Под терновник, где ночевал Донцов, дым не доставал и ему спалось, как ни в какие ночи тысячеверстного отступного пути. До переполоха, словно в безмятежных младенческих снах, его занесло было в занебесье — посмотреть, как живется на том свете. Но, не встретив ни единой души, ни единого земного предмета — там не было даже войны! — разочарованный, он падучей звездой спустился назад, в наземный мир, и, очертя голову, пустился в странствие по белу-свету. Поначалу какая-то желанная сила его привела в родной дом. Мать накормила духмяным ситником, насовала коврижных ломтей в противогазную сумку, предварительно выбросив из нее гранаты: «На кой ляд, сынок, тебе эти бонбы? В хлебушке — сила твоя…», — и выпроводила сына на задворки, в огороды, чтобы ушел, как и пришел, целехоньким. В одном недоумевал Донцов: почему это мать не пустила его в избу, а кормила в сараюшке? От каких глаз хоронила его? Не чужим же хлебом потчевала? Да и ладно бы — солдату не до комфорту, но другая мука терзала Дениса — не повидался с женой Аленой и дочками Катей и Настюшкой. Голодный, он не мог представить себе, что нельзя ему быть в тот час в горнице. Там пировала пьяная немчура. Ворвись он, безоружный, — быть беде и порухе всему дому… Нельзя, так нельзя — передали с рук на руки «желанная» сила опять «нечистой» силе, и та повела его тем же путем, отступая, проколесил Донцов со своей пушкой пол-России. За свой невеликий калибр — с донышко винной стопки — «сорокопятка» имела прозвище «Прощай, родина!». Нарекли ее таким печальным прозвищем сами солдаты. И настоящую цену этой пушке знавала лишь пехота да сам Денис со своим расчетом. Когда нету ничего, и «сорокопятка» противостояла, как могла, всем калибрам могучей Европы.

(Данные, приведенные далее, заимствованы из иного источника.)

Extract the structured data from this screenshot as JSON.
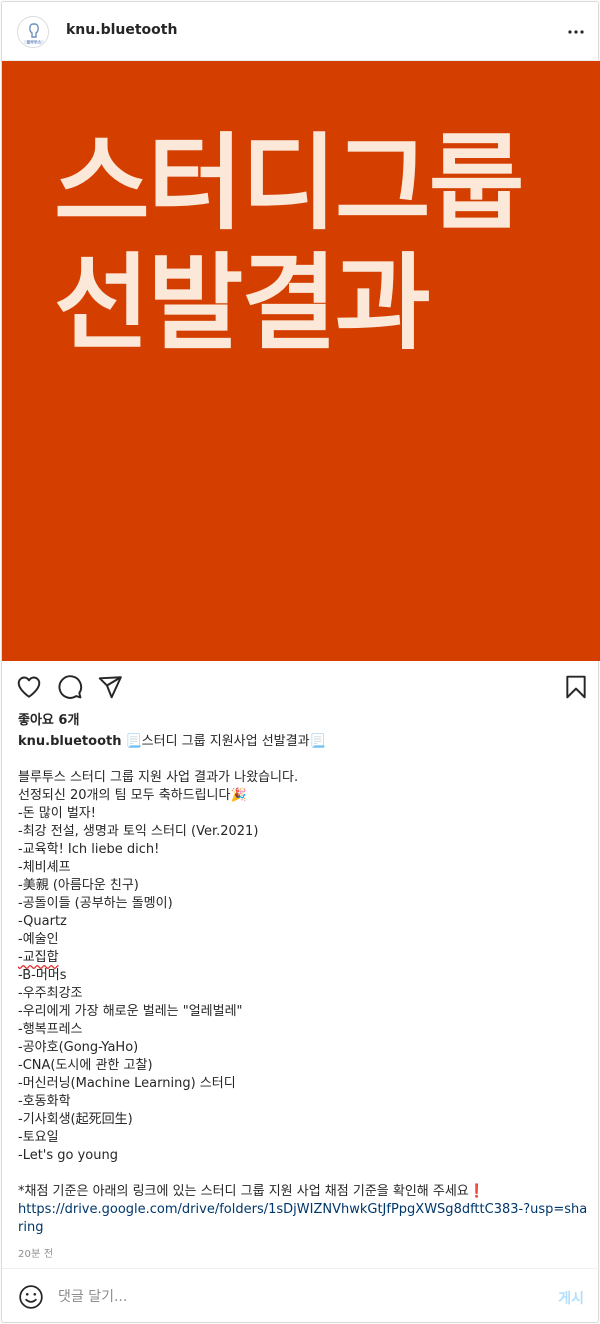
{
  "post": {
    "username": "knu.bluetooth",
    "avatar_text": "블루투스",
    "image": {
      "background_color": "#d43f00",
      "text_color": "#fbe8d8",
      "line1": "스터디그룹",
      "line2": "선발결과"
    },
    "likes": "좋아요 6개",
    "caption": {
      "author": "knu.bluetooth",
      "headline": "📃스터디 그룹 지원사업 선발결과📃",
      "lines": [
        "블루투스 스터디 그룹 지원 사업 결과가 나왔습니다.",
        "선정되신 20개의 팀 모두 축하드립니다🎉",
        "-돈 많이 벌자!",
        "-최강 전설, 생명과 토익 스터디 (Ver.2021)",
        "-교육학! Ich liebe dich!",
        "-체비셰프",
        "-美親 (아름다운 친구)",
        "-공돌이들 (공부하는 돌멩이)",
        "-Quartz",
        "-예술인",
        "-교집합",
        "-B-머머s",
        "-우주최강조",
        "-우리에게 가장 해로운 벌레는 \"얼레벌레\"",
        "-행복프레스",
        "-공야호(Gong-YaHo)",
        "-CNA(도시에 관한 고찰)",
        "-머신러닝(Machine Learning) 스터디",
        "-호동화학",
        "-기사회생(起死回生)",
        "-토요일",
        "-Let's go young"
      ],
      "note": "*채점 기준은 아래의 링크에 있는 스터디 그룹 지원 사업 채점 기준을 확인해 주세요❗",
      "link": "https://drive.google.com/drive/folders/1sDjWIZNVhwkGtJfPpgXWSg8dfttC383-?usp=sharing"
    },
    "timestamp": "20분 전"
  },
  "comment": {
    "placeholder": "댓글 달기...",
    "post_label": "게시"
  },
  "icons": {
    "more": "more-horizontal-icon",
    "like": "heart-icon",
    "comment": "comment-icon",
    "share": "paper-plane-icon",
    "save": "bookmark-icon",
    "emoji": "emoji-icon"
  },
  "colors": {
    "link": "#00376b",
    "post_button_disabled": "#b2dffc",
    "secondary_text": "#8e8e8e"
  }
}
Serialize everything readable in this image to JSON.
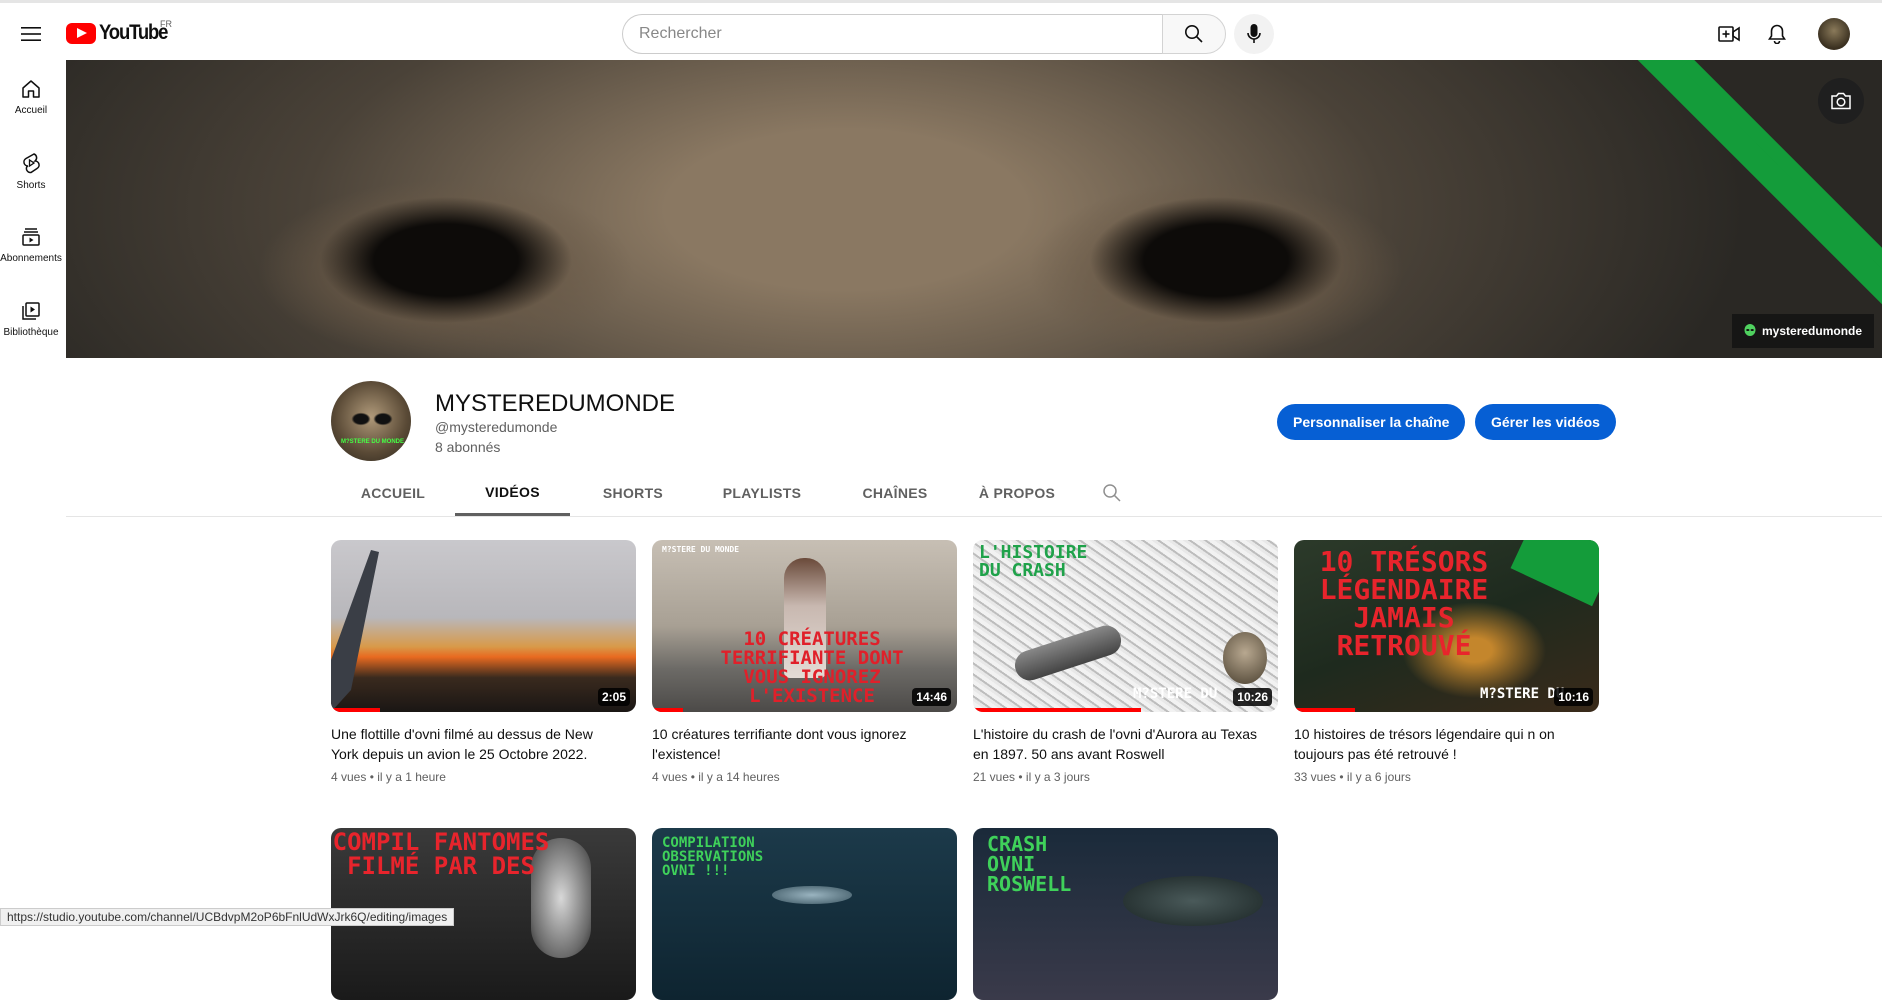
{
  "header": {
    "logo_text": "YouTube",
    "country_code": "FR",
    "search_placeholder": "Rechercher"
  },
  "sidebar": {
    "items": [
      {
        "label": "Accueil",
        "icon": "home-icon"
      },
      {
        "label": "Shorts",
        "icon": "shorts-icon"
      },
      {
        "label": "Abonnements",
        "icon": "subscriptions-icon"
      },
      {
        "label": "Bibliothèque",
        "icon": "library-icon"
      }
    ]
  },
  "banner": {
    "link_label": "mysteredumonde"
  },
  "channel": {
    "name": "MYSTEREDUMONDE",
    "handle": "@mysteredumonde",
    "subscribers": "8 abonnés",
    "avatar_caption": "M?STERE DU MONDE",
    "customize_label": "Personnaliser la chaîne",
    "manage_label": "Gérer les vidéos"
  },
  "tabs": [
    {
      "label": "ACCUEIL",
      "active": false
    },
    {
      "label": "VIDÉOS",
      "active": true
    },
    {
      "label": "SHORTS",
      "active": false
    },
    {
      "label": "PLAYLISTS",
      "active": false
    },
    {
      "label": "CHAÎNES",
      "active": false
    },
    {
      "label": "À PROPOS",
      "active": false
    }
  ],
  "videos": [
    {
      "title": "Une flottille d'ovni filmé au dessus de New York depuis un avion le 25 Octobre 2022.",
      "views": "4 vues",
      "age": "il y a 1 heure",
      "duration": "2:05",
      "thumb_text": "",
      "watched": 0.16
    },
    {
      "title": "10 créatures terrifiante dont vous ignorez l'existence!",
      "views": "4 vues",
      "age": "il y a 14 heures",
      "duration": "14:46",
      "thumb_text": "10 CRÉATURES TERRIFIANTE DONT VOUS IGNOREZ L'EXISTENCE",
      "thumb_tag": "M?STERE DU MONDE",
      "watched": 0.1
    },
    {
      "title": "L'histoire du crash de l'ovni d'Aurora au Texas en 1897. 50 ans avant Roswell",
      "views": "21 vues",
      "age": "il y a 3 jours",
      "duration": "10:26",
      "thumb_text": "L'HISTOIRE DU CRASH",
      "thumb_tag": "M?STERE DU",
      "watched": 0.55
    },
    {
      "title": "10 histoires de trésors légendaire qui n on toujours pas été retrouvé !",
      "views": "33 vues",
      "age": "il y a 6 jours",
      "duration": "10:16",
      "thumb_text": "10 TRÉSORS LÉGENDAIRE JAMAIS RETROUVÉ",
      "thumb_tag": "M?STERE DU",
      "watched": 0.2
    },
    {
      "title": "",
      "thumb_text": "COMPIL FANTOMES FILMÉ PAR DES"
    },
    {
      "title": "",
      "thumb_text": "COMPILATION OBSERVATIONS OVNI !!!"
    },
    {
      "title": "",
      "thumb_text": "CRASH OVNI ROSWELL"
    }
  ],
  "status_url": "https://studio.youtube.com/channel/UCBdvpM2oP6bFnlUdWxJrk6Q/editing/images",
  "colors": {
    "accent_blue": "#065fd4",
    "brand_red": "#ff0000",
    "banner_green": "#149c3a"
  }
}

Знать, не удержала память в своих завалах, с какой оборонной черты Денис начал свое отступление, а потому и во сне ему мерещились лишь обрывки яростных боев, редких удач и сплошных поражений. Картины мирных странствий менялись одна за другой и живой мозг был не в силах эту смену видений удержать в разумном порядке. Но виделось все так же страшно, как было на самом деле…
Глава вторая
… В полусотне километров от Конотопа, в рогуле слипающихся рек Десны и Сейма, в уремных пойменных луговинах, впятясь в суходольные бугры с ржавой травой на макушках, бригада противотанковых орудий вновь перешла к обороне. За многоверстный отступной путь артбригада, должно, в первый раз сошлась в своем составе, хотя и далеко не полном. Изрядно потрепанные в жарких схватках с танками, батареи и дивизионы уже не досчитывались доброй половины пушек и расчетов. Оскудевшие боезапасы и теперь не сулили надежд на долговременность и прочность обороны. И все-таки обстановка позволила сделать передышку. Солдаты давно мечтали выспаться, привести в порядок пушки и тягачи-машины, а также свою амуницию — починиться, постираться и выкупаться самим, благо, обе реки рядом: слева — Сейм, справа — Десна. А хочешь — беги к устью, где сходятся они, и бросайся в обе разом. За все лето войны еще и не выпадало такой воли и близости к домашнему… Дивизионные повара, не помня когда и по-людски кормили огневиков горячей пищей, с доброй охотцей распалили походные кухни, и скоро кулешный запашок, мешаясь с прибрежными запахами, поплыл по расчетам, бередя аппетит солдат.